Filed under: Uncategorized — crackpottery @ 10:55 pm

It has been absolutely ages since I’ve posted anything here. Sometimes I’ve felt the urge, but for one reason or another, didn’t take the time or otherwise bother. I’ve been relatively active on facebook, but it isn’t the same. I can’t really speak my mind there (if I were to want to do so) – too many family members as friends, as well as others I wouldn’t necessarily want to share my “innermost thoughts” with.

Oh, of course I’m aware that *here* isn’t exactly the best, either – nothing on the internet is private. And it doesn’t necessarily have to be.

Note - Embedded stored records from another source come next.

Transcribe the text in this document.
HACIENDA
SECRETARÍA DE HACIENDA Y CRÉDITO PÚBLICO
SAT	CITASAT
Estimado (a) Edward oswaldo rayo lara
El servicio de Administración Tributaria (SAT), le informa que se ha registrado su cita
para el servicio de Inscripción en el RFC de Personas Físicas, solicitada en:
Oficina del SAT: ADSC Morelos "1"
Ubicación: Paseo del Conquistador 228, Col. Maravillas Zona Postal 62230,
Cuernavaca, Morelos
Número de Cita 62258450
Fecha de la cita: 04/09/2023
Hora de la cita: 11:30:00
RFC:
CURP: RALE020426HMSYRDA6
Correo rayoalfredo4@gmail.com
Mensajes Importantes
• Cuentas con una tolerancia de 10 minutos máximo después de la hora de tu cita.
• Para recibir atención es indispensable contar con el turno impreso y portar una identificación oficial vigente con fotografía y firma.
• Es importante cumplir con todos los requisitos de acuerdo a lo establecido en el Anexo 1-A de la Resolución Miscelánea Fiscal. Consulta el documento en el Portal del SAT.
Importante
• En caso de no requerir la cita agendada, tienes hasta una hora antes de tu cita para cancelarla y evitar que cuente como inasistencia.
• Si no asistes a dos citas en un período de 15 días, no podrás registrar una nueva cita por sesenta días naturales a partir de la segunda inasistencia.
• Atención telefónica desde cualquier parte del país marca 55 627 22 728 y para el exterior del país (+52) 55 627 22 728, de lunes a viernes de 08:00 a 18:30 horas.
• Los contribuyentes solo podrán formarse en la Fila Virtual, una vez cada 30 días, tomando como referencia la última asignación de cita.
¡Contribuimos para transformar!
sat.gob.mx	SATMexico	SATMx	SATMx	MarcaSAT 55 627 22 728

This place is just more private than there, and I’ve been thinking that perhaps I should take more advantage of it. I haven’t written much of anything since… well, I can’t really remember since when. Maybe if I can get myself back into the habit of visiting here, I’ll be able to get myself back into the habit of writing on a regular basis. I know I’ll never create a masterpiece of any kind… but those times I’ve truly allowed myself to immerse myself in writing have been so enjoyable… Thing is, I don’t know how to let myself do that anymore. I’ve always had lots of excuses as to why I can’t, enough that I’ve paralyzed myself. I’ve had ideas, wanted to write – but can’t make myself focus on it long enough to get anything out. As soon as that happens, I switch to something else – usually something trite, like wasting time playing facebook applications. That isn’t going to get me anywhere at all! So. My friend told me (well, confirmed for me) that the writing is the thing. Doesn’t matter if it is derivative, doesn’t matter if it is good, doesn’t even matter what it is about, as long as I’m doing it. He offered himself up as a willing… target? I’m getting tired and I’m not quite sure which word I’m looking for there, but either way, I figure I’ll spare him – for now.

On that note, I need to go. Hopefully, I’ll make myself come back soon.